While I will never be able to have gluten again, and cross contamination will always be an issue, after we heal all the damage and inflammation running rampant in my body, I may be able to eat a gluten free dish at a non-gluten free home or restaurant. But that is a long way off.
I am starting with baby steps. That is all I can do. And I have to remember that all of the work this will take, all of the tears I will shed when I just want to go to my parents for a meal, all of the explaining I will have to do to friends, all of the lack of understanding there will be from others, will be worth it.
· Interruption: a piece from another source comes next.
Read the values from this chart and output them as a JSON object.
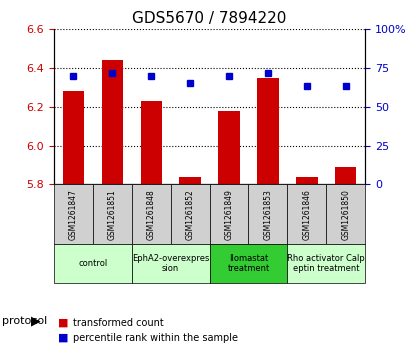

This is MY health. MY life. This is just what I HAVE to do.
I will heal myself naturally. I will. It is not an option. So join me on my journey. Learn from me what works, what doesn’t. Share my ups and my downs. If you are dealing with your own health crisis, lets support each other. Gain some inspiration from my triumphs.
In one year, I hope to look back on this post and laugh. Laugh because my new lifestyle is just that…my lifestyle. My health is greatly improved. I can enjoy being a mama again because I don’t have to stress about where the closet toilet is. I will be living a good life.
Let’s meet back here the first Friday of each month and I will let you know how things are going! And please, send healing vibes my way.